Eh? Jae tercenung untuk beberapa saat begitu ia mengangkat kalung di tangannya, memperhatikannya dan sebuah ingatan muncul begitu saja di otaknya. Kalung dengan bandul permata berwarna hijau. Kalung ini? Sama seperti kalung yang ia lihat di toko perhiasan beberapa saat yang lalu. Kalung yang dibeli oleh seorang wanita dengan uang recehan dan dia pula yang telah mencoreti kemeja Jae dengan pena. Jadi ... apakah itu dia? Jae mengarahkan matanya pada perempuan yang masih terduduk di tanah, di tengah lapangan. Di sana dia masih menangis di samping sepedanya yang terbengkalai.

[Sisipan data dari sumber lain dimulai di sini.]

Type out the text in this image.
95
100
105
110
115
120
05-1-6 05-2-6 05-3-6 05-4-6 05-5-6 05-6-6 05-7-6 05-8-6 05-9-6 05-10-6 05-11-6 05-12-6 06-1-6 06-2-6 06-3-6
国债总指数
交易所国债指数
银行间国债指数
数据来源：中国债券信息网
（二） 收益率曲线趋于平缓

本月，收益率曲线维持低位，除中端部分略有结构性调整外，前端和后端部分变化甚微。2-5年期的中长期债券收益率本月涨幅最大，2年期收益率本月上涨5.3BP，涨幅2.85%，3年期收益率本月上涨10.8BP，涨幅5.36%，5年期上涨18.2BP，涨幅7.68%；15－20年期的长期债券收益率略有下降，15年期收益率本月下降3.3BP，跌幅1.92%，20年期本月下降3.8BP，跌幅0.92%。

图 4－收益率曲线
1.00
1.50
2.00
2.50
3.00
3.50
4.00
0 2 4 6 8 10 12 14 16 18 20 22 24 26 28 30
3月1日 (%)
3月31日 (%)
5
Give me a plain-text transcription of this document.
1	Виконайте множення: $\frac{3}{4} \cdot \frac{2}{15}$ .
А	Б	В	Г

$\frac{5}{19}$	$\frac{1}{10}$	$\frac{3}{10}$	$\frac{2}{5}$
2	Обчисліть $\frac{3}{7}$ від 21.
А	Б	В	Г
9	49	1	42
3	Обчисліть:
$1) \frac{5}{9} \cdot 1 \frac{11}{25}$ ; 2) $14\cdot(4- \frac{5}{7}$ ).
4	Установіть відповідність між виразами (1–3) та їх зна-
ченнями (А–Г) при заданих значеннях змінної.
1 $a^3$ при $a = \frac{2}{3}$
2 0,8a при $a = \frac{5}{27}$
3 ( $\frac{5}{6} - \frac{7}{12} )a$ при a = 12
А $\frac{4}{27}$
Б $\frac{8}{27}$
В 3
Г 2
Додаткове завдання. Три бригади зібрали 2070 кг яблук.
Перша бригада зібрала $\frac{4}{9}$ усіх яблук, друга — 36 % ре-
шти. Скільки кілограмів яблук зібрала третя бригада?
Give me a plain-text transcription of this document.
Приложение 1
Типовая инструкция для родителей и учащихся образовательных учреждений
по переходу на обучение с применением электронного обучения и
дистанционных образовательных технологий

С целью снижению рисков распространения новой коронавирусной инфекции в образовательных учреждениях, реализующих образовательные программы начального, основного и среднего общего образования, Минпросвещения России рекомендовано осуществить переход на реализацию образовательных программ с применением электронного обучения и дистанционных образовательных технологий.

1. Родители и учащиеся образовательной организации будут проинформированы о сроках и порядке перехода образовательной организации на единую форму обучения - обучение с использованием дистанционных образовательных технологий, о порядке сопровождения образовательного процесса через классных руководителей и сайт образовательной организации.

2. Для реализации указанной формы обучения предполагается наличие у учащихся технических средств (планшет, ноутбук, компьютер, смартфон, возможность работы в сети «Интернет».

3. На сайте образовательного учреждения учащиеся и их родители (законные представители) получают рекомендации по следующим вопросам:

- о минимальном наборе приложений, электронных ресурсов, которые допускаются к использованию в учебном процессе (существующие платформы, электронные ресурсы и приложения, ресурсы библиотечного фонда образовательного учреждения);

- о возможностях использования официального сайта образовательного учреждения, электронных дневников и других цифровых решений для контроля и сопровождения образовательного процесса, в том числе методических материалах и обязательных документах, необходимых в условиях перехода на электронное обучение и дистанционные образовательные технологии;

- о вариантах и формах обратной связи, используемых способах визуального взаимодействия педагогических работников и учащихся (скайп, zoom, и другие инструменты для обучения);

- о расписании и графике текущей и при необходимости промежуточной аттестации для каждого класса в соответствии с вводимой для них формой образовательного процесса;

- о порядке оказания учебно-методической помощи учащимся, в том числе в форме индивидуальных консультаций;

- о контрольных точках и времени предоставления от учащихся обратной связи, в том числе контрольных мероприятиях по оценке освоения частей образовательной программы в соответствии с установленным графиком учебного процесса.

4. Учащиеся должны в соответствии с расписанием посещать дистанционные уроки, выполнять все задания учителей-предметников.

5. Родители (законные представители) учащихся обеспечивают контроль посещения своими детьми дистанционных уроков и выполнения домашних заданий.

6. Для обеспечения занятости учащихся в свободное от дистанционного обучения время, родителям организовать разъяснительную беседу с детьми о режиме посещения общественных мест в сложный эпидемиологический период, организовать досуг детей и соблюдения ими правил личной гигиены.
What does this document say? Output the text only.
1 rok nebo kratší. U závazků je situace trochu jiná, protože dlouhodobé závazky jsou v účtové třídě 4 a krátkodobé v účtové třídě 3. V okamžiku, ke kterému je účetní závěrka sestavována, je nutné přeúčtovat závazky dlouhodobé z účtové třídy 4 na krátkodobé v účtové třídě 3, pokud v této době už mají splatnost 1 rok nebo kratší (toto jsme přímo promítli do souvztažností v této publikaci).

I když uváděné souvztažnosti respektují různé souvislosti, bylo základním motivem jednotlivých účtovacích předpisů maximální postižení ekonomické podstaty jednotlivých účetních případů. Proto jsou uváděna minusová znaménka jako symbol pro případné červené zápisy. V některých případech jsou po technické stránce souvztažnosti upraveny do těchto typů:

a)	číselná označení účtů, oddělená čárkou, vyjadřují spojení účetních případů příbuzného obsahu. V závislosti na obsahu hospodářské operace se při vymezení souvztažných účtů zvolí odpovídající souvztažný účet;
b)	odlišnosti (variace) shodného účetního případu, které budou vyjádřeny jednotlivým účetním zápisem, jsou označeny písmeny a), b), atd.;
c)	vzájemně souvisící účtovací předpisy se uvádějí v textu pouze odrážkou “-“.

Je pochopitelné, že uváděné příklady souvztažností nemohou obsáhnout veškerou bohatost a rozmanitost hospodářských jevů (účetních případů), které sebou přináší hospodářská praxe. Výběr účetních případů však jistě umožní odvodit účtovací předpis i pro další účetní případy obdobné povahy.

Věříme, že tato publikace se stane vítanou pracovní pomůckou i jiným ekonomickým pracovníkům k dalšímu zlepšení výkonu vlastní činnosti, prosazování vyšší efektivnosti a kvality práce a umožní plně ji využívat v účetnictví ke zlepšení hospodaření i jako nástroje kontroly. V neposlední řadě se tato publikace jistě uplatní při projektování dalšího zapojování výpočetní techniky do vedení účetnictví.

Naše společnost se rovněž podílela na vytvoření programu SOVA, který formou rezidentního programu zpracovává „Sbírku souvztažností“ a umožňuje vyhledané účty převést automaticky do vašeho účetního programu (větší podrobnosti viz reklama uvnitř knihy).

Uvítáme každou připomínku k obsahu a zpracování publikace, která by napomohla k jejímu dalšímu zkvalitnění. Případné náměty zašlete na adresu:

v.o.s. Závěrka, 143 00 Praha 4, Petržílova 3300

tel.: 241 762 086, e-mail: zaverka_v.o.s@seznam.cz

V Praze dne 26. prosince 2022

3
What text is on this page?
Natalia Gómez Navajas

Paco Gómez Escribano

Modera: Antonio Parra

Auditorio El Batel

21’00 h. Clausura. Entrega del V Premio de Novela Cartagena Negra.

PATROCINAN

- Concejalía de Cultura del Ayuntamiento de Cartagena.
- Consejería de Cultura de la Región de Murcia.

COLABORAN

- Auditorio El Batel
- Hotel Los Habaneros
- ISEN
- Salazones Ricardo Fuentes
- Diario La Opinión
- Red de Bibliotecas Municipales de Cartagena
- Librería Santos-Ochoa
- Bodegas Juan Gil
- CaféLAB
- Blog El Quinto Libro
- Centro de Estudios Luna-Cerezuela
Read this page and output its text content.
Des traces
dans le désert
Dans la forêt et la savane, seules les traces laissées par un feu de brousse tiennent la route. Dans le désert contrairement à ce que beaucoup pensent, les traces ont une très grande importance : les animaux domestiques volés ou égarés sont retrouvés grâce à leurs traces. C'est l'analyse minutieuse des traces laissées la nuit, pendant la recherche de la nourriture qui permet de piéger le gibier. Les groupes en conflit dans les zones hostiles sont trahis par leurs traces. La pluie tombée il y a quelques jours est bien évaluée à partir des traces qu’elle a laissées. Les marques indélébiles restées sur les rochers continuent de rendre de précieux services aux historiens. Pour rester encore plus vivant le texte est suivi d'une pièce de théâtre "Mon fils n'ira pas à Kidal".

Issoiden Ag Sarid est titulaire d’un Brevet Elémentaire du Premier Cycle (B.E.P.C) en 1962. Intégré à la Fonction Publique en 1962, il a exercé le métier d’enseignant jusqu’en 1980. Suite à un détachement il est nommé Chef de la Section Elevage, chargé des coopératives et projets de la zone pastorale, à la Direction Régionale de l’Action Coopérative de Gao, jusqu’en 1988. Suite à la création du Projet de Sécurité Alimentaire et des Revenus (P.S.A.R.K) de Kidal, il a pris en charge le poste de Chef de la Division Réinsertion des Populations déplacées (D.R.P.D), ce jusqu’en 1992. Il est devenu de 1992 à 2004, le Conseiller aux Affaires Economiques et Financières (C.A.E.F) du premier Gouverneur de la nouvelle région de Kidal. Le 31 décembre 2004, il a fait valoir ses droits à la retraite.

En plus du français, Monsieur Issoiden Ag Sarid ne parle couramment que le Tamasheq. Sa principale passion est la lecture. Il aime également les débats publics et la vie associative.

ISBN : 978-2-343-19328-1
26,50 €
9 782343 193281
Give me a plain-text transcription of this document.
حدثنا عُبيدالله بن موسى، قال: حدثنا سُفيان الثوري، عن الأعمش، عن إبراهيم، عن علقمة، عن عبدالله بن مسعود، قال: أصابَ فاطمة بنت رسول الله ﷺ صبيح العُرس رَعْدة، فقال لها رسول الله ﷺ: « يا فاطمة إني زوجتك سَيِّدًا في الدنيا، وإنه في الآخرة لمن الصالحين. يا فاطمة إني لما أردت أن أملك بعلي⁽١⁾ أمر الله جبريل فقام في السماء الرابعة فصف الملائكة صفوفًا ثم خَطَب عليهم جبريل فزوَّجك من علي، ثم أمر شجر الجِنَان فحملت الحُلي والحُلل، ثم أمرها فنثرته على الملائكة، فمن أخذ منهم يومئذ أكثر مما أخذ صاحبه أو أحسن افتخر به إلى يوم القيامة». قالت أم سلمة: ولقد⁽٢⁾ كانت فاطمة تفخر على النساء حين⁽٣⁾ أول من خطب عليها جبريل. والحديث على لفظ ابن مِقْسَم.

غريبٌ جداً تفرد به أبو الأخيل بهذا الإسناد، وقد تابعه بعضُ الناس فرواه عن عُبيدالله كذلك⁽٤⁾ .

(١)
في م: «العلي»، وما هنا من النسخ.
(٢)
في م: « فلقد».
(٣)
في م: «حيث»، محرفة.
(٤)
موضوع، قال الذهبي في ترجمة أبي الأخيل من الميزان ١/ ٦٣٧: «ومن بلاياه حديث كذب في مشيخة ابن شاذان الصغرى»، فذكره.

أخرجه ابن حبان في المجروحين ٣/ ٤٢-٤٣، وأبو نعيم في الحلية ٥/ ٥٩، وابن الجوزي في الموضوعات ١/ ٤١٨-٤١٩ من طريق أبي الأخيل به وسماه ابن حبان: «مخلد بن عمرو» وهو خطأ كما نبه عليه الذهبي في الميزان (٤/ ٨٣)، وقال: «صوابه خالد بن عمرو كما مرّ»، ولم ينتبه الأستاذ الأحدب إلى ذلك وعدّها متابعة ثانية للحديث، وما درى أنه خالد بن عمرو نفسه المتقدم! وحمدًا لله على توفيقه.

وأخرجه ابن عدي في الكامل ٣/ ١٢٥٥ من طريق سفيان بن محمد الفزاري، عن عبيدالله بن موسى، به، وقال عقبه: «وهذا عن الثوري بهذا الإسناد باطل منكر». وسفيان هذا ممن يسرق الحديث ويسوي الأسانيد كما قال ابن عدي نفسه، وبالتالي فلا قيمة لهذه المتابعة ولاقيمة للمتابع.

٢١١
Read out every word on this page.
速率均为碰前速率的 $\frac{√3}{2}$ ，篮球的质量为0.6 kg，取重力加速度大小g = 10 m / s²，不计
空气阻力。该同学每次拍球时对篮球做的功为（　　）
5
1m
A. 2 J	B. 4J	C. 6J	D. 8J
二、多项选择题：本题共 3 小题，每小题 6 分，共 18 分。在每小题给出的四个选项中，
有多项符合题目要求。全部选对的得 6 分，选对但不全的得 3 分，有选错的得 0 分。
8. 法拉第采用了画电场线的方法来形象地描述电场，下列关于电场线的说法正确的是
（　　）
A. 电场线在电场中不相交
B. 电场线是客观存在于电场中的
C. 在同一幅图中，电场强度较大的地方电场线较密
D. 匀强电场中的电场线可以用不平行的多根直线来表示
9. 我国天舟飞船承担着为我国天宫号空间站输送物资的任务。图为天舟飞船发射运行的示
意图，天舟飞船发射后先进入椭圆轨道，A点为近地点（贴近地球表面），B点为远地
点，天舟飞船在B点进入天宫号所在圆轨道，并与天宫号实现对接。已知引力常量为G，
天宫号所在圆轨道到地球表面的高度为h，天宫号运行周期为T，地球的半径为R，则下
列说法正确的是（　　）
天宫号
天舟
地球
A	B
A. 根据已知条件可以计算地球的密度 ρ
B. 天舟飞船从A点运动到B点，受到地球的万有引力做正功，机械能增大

Jae menghampirinya. Ia berhenti tepat di depan wanita itu dan mengulurkan kalung dari tangannya. "Apa ini milikmu?"
Isak tangisnya langsung mereda. Wanita itu sedikit mengangkat wajahnya dan melihat kalung yang menggantung di depan matanya. Rambutnya penuh dengan gula pasir, dia sangat kacau, sesuatu yang tidak menyenangkan pasti telah terjadi padanya. Bagaimana bisa anak-anak muda itu sampai berani menggoda wanita yang lebih dewasa dari mereka? Jae menunggunya. Menunggu untuk apa, ia tidak tahu. Wanita itu tidak lekas mengambil miliknya dan mungkin yang ditangisinya. Entah apa yang dipikirkannya, dia hanya terdiam dan terus menatap kalungnya, atau mungkin jam tangan milik Jae?
"Kau baik-baik saja?" Jae ingin memastikan, tapi dalam sekejap napas, wanita itu mengambil kalung di tangan Jae dengan gerakan cepat hingga Jae tersentak.
Dia berputar arah lalu merangkak mengambil tas yang tergeletak di sekitarnya, kemudian membangunkan sepedanya bersama dirinya sendiri tanpa melihat Jae sama sekali. Seolah marah, entah kepada siapa atau mungkin juga malu, dia menaiki sepedanya dan mengayuh pedalnya dengan cepat ke arah seberang. Dia pergi semakin jauh dari Jae tanpa berkata apa pun.
Jae tercenung.
Ini adalah yang ketiga kalinya Jae bertemu dengannya tanpa sengaja dalam satu waktu. Ia tidak mengerti kenapa wanita itu begitu aneh. Dia berbeda dari wanita yang seharusnya. Dia selalu menundukkan kepalanya, menyembunyikan wajahnya. Jae berpikir, apakah Jae menakutinya? Sepanjang sejarah, tidak pernah tercatat ada wanita yang takut melihatnya. Mereka bahkan ingin selalu melihatnya, tapi ... ada apa dengan wanita itu?
Namun ... Jae lebih tidak mengerti lagi dengan apa yang ia rasakan. Ia tidak mengerti sejak kapan ia mau peduli pada masalah orang lain. Ketika melihat wanita itu dibully, Jae hanya merasa hatinya ingin melibatkan diri untuk menolongnya.